Denn die Personalräte der Städte und des Kreises schickten nun einen Brandbrief. Vieles liege noch im Argen. Insbesondere beim Personal habe sich Unmut breit gemacht. Es geht um Arbeitsplätze, die nicht besetzt sind – 880 müssten es sein – und um unterschiedliche Gehaltszahlungen. Diejenigen unter den Mitarbeitern in den Jobcentern und beim Kreis, die von der Bundesagentur für Arbeit in die Dienste des Kreises bzw. der Städte wechselten, haben eine Bestandsschutzgarantie bekommen.
Bis zu 500 Euro Gehaltsunterschied
Dies führte dazu, dass sie bei gleicher Arbeit – bis zu 500 Euro – mehr als ihre Kollegen mit kommunalen Tarifen erhalten. Noch. Langfristig soll ein Ausgleich geschaffen werden. Der sieht so aus, wie Personalratsvorsitzende des Kreises, Martina Pestke (49), gegenüber der WAZ erklärte: Bei Tariferhöhungen gehen die ehemaligen Mitarbeiter der Bundesagentur für Arbeit leer aus. So geschehen in diesem Jahr. Förderlich fürs Arbeitsklima sei dies nicht, wie die Personalrätin sagt.

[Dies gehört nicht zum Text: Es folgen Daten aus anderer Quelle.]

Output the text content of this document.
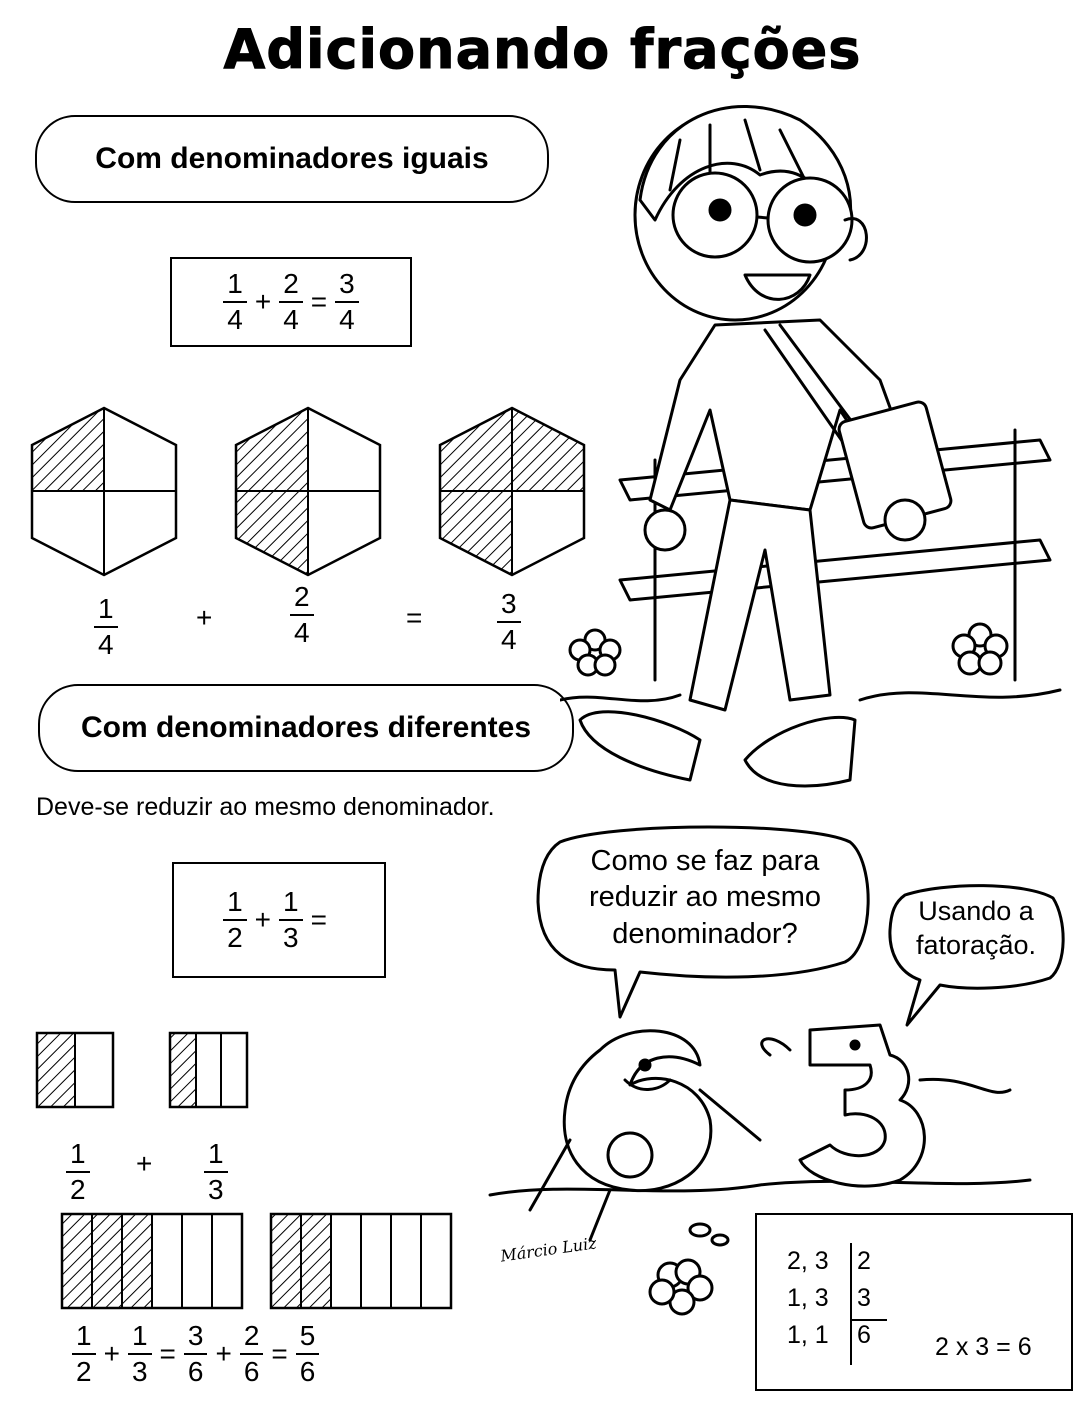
Adicionando frações
Com denominadores iguais
$\frac{1}{4} + \frac{2}{4} = \frac{3}{4}$
$\frac{1}{4}$	+	$\frac{2}{4}$	=	$\frac{3}{4}$
Com denominadores diferentes
Deve-se reduzir ao mesmo denominador.
$\frac{1}{2} + \frac{1}{3}$ =
$\frac{1}{2} + \frac{1}{3}$
$\frac{1}{2} + \frac{1}{3} = \frac{3}{6} + \frac{2}{6} = \frac{5}{6}$
Como se faz para reduzir ao mesmo denominador?
Usando a fatoração.
Márcio Luiz	2, 3 2
1, 3 3
1, 1 6	2 x 3 = 6
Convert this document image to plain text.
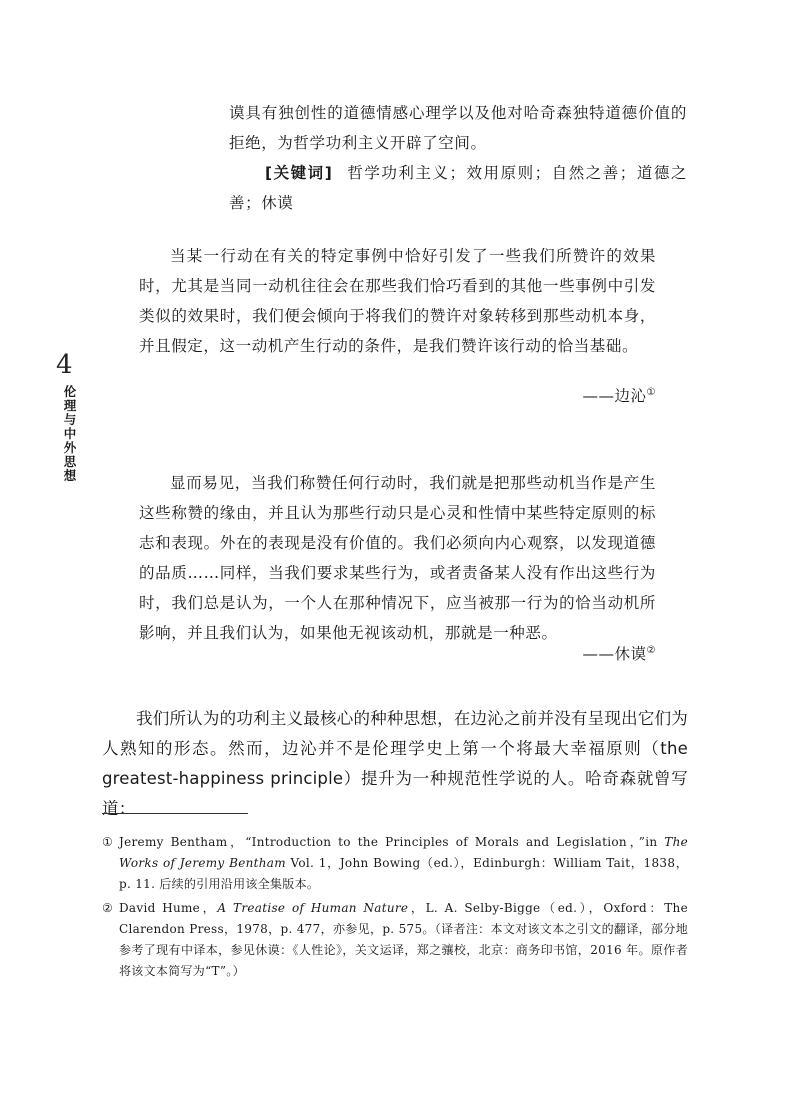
谟具有独创性的道德情感心理学以及他对哈奇森独特道德价值的拒绝，为哲学功利主义开辟了空间。
[关键词] 哲学功利主义；效用原则；自然之善；道德之善；休谟
当某一行动在有关的特定事例中恰好引发了一些我们所赞许的效果时，尤其是当同一动机往往会在那些我们恰巧看到的其他一些事例中引发类似的效果时，我们便会倾向于将我们的赞许对象转移到那些动机本身，并且假定，这一动机产生行动的条件，是我们赞许该行动的恰当基础。
——边沁①
4
伦理与中外思想	显而易见，当我们称赞任何行动时，我们就是把那些动机当作是产生这些称赞的缘由，并且认为那些行动只是心灵和性情中某些特定原则的标志和表现。外在的表现是没有价值的。我们必须向内心观察，以发现道德的品质……同样，当我们要求某些行为，或者责备某人没有作出这些行为时，我们总是认为，一个人在那种情况下，应当被那一行为的恰当动机所影响，并且我们认为，如果他无视该动机，那就是一种恶。
——休谟②
我们所认为的功利主义最核心的种种思想，在边沁之前并没有呈现出它们为人熟知的形态。然而，边沁并不是伦理学史上第一个将最大幸福原则（the greatest-happiness principle）提升为一种规范性学说的人。哈奇森就曾写道：
① Jeremy Bentham，“Introduction to the Principles of Morals and Legislation，”in The Works of Jeremy Bentham Vol. 1，John Bowing（ed.），Edinburgh：William Tait，1838，p. 11. 后续的引用沿用该全集版本。
② David Hume，A Treatise of Human Nature，L. A. Selby-Bigge（ed.），Oxford：The Clarendon Press，1978，p. 477，亦参见，p. 575。（译者注：本文对该文本之引文的翻译，部分地参考了现有中译本，参见休谟：《人性论》，关文运译，郑之骧校，北京：商务印书馆，2016 年。原作者将该文本简写为“T”。）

In den ersten drei Monaten habe die Belegschaft alles daran gesetzt, um Geld an die Leistungsempfänger auszahlen zu können. Es gab technische Probleme mit der Software, Überstunden waren an der Tagesordnung. Diese Anfangsschwierigkeiten seien bewältigt, so Pestke. Nun, da es darum geht, die personelle Decke glatt zu ziehen, sei aber Sand ins Getriebe gekommen. Nicht alle Planstellen sind besetzt. Und auch die Unterbringung der Jobcenter, insbesondere in Marl, Haltern am See und in Waltrop, seien eher provisorisch. Zwar sei durch das Schreiben der Personalräte Bewegung in die Sache gekommen, doch zufriedenstellend sei es noch nicht. Bis Oktober sollten die kritisierten Punkte in dem Brandbrief angegangen sein. Am 24. Oktober wird eine Personalversammlung mit allen Mitarbeitern aus den Städten stattfinden. Dazu eingeladen sind neben dem Landrat auch aller Bürgermeister.

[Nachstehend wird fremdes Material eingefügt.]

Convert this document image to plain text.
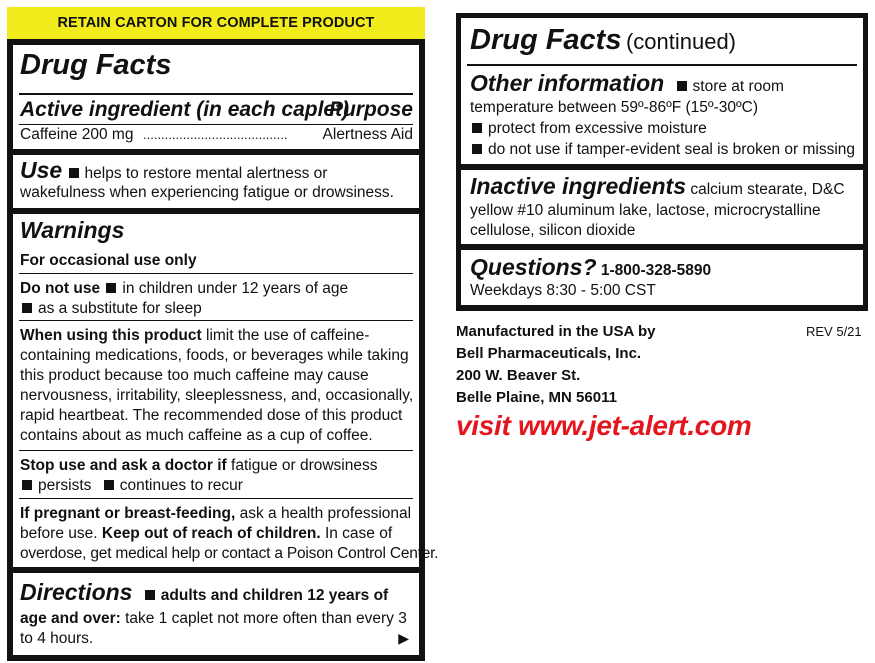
RETAIN CARTON FOR COMPLETE PRODUCT
Drug Facts
Active ingredient (in each caplet)
Purpose
Caffeine 200 mg ........................................ Alertness Aid
Use helps to restore mental alertness or
wakefulness when experiencing fatigue or drowsiness.
Warnings
For occasional use only
Do not use in children under 12 years of age
as a substitute for sleep
When using this product limit the use of caffeine-
containing medications, foods, or beverages while taking
this product because too much caffeine may cause
nervousness, irritability, sleeplessness, and, occasionally,
rapid heartbeat. The recommended dose of this product
contains about as much caffeine as a cup of coffee.
Stop use and ask a doctor if fatigue or drowsiness
persists continues to recur
If pregnant or breast-feeding, ask a health professional
before use. Keep out of reach of children. In case of
overdose, get medical help or contact a Poison Control Center.
Directions adults and children 12 years of
age and over: take 1 caplet not more often than every 3
to 4 hours.	▶
Drug Facts (continued)
Other information store at room
temperature between 59º-86ºF (15º-30ºC)
protect from excessive moisture
do not use if tamper-evident seal is broken or missing
Inactive ingredients calcium stearate, D&C
yellow #10 aluminum lake, lactose, microcrystalline
cellulose, silicon dioxide
Questions? 1-800-328-5890
Weekdays 8:30 - 5:00 CST
Manufactured in the USA by
Bell Pharmaceuticals, Inc.
200 W. Beaver St.
Belle Plaine, MN 56011
REV 5/21
visit www.jet-alert.com
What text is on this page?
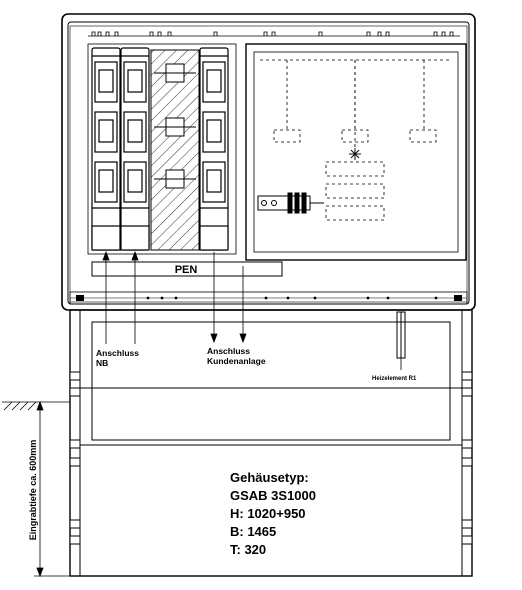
PEN
Anschluss
NB
Anschluss
Kundenanlage
Heizelement R1
Eingrabtiefe ca. 600mm	Gehäusetyp:
GSAB 3S1000
H: 1020+950
B: 1465
T: 320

Fast alle Lotsenstellen besetzt
Weitgehend abgeschlossen ist dagegen die Besetzung von den sogenannten Lotsen in den Jobcentern. Ihre Arbeit gehört zu den zentralen Punkten der Optionskommunen. In ihren Jobcentern kümmern sie sich um die Vermittlung von Langzeitarbeitslosen, um deren Qualifizierung, um Leistungen für sie und ihre Angehörigen. Gebündelt werden die Aufgaben mit anderen Bereichen, angefangen von der Drogenberatung übers Erziehungsgeld bis zu Rentenfragen im virtuellen „Haus der sozialen Leistungen.“
Dadurch, dass nun alles in einer Hand liegt, sollen Fördermöglichkeiten gezielt eingesetzt werden, die am Ende den Weg in den Arbeitsmarkt ebnen. Damit ist die Hoffnung verbunden, die finanziell gebeutelten Städte zu entlasten. Denn jeder, der auf dem ersten Arbeitsmarkt Fuß fasst, entlastet am Ende die jeweilige Stadt.